If the muscle belly of the supraspinatus fails to intersect a line drawn across the supraspinatus fossa, the tangent sign is Positive (A); if, however, the muscle does cross the line, it is a Negative tangent sign (B).
We used multiple regression analysis to determine the influence of several factors on the appearance of supraspinatus muscle fatty infiltration: increasing patient age, delay between onset of symptoms and diagnosis, etiology, and the number of involved tendons. The values of fatty infiltration were then analyzed two by two and multivariate logistic regression was used to determine the influence of the same factors on the speed of appearance and progression of this phenomenon. To evaluate the speed and progression at discrete time periods, the analysis of variance (ANOVA) with post hoc testing using the Bonferroni method was used or nonparametric test (Kruskal-Wallis, Wilcoxon) when the variance was not equal when analyzing trends with tear size.

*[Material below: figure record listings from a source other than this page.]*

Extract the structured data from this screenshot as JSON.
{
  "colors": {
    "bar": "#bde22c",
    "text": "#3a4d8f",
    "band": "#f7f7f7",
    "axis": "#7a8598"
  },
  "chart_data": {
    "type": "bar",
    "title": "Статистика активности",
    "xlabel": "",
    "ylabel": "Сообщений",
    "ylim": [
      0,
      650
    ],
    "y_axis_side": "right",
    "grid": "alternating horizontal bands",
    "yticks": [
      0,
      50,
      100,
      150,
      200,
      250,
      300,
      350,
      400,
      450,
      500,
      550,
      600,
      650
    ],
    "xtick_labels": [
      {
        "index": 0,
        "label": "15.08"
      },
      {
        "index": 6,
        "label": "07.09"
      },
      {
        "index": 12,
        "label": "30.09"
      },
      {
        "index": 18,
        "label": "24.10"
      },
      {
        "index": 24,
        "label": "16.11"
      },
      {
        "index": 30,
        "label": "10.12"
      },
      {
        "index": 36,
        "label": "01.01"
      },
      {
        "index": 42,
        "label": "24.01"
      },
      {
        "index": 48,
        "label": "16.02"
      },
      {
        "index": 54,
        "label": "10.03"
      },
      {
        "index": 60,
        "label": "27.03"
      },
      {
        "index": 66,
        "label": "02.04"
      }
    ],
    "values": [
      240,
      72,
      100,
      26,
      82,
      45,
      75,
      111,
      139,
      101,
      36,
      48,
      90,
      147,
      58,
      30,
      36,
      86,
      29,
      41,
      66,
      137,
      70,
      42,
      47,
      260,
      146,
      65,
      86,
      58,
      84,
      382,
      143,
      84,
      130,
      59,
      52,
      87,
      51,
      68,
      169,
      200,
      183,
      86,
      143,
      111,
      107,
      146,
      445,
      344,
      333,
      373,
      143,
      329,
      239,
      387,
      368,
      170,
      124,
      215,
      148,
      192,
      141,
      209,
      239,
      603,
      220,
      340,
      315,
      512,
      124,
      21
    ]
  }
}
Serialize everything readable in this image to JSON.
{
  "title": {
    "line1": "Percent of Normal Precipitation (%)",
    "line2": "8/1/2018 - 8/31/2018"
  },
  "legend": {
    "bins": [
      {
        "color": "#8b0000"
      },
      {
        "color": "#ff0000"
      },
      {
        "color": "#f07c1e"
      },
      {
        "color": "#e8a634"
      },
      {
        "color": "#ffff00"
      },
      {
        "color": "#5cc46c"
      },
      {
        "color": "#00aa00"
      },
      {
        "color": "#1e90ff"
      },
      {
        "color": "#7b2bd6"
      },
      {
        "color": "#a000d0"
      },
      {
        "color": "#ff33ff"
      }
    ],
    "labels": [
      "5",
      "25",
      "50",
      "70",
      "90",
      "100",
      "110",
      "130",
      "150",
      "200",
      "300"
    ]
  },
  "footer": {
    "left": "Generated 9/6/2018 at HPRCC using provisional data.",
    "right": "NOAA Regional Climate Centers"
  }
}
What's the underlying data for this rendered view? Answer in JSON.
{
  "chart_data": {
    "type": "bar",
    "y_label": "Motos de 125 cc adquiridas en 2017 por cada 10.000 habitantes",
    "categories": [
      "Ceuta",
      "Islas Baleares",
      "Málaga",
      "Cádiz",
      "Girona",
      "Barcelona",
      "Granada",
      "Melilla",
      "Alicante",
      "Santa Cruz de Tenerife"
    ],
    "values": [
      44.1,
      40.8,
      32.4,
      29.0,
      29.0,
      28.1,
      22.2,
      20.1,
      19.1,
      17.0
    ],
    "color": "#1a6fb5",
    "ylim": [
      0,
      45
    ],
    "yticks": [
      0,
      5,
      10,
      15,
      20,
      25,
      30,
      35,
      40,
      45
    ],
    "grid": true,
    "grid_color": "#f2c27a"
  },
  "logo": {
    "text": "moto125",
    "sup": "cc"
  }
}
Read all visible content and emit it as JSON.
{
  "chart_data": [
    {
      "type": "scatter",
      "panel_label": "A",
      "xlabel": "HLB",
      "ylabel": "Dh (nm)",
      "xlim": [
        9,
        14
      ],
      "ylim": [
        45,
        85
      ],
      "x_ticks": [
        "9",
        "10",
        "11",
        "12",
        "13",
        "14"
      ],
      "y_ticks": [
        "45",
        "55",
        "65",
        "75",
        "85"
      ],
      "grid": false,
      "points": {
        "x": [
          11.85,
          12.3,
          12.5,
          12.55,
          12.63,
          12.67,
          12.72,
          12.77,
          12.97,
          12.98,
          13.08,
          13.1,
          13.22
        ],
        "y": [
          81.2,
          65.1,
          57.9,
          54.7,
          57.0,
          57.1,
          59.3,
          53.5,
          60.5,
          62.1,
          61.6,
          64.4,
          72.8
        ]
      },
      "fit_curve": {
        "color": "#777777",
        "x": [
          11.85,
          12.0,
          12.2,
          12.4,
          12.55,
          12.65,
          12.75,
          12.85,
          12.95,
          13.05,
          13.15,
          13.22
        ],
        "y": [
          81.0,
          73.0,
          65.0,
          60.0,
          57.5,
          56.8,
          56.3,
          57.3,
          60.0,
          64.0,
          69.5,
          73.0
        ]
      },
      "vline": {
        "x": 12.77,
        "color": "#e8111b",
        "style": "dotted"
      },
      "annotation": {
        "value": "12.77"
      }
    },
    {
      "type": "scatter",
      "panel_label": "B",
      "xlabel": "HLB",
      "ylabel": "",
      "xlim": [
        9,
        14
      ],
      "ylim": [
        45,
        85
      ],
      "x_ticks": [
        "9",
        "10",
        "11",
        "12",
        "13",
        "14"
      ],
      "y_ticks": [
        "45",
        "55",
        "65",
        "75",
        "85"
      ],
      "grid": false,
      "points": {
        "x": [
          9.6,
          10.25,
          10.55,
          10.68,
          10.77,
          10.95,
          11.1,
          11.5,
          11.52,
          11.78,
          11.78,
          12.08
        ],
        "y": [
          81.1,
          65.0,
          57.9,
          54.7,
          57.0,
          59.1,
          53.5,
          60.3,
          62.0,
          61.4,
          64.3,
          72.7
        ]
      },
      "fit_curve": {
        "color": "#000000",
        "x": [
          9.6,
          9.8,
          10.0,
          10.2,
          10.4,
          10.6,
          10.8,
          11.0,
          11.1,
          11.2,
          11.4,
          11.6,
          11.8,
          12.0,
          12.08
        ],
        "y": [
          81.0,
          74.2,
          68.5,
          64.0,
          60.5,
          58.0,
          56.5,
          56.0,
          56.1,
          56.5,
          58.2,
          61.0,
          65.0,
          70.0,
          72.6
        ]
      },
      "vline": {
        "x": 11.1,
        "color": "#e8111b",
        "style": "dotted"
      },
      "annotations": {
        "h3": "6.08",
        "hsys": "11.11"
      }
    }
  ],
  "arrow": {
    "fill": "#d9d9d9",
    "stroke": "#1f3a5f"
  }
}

Fatty infiltration was analyzed by comparing muscle with minimal fatty infiltration to muscle with moderate and severe amount of fatty infiltration, respectively, with chi square of the maximum likelihood test for qualitative variables. Moderate and severe amounts of fatty muscle infiltration were also compared to each other. Finally, regression analysis was used to correlate fatty infiltration and atrophy.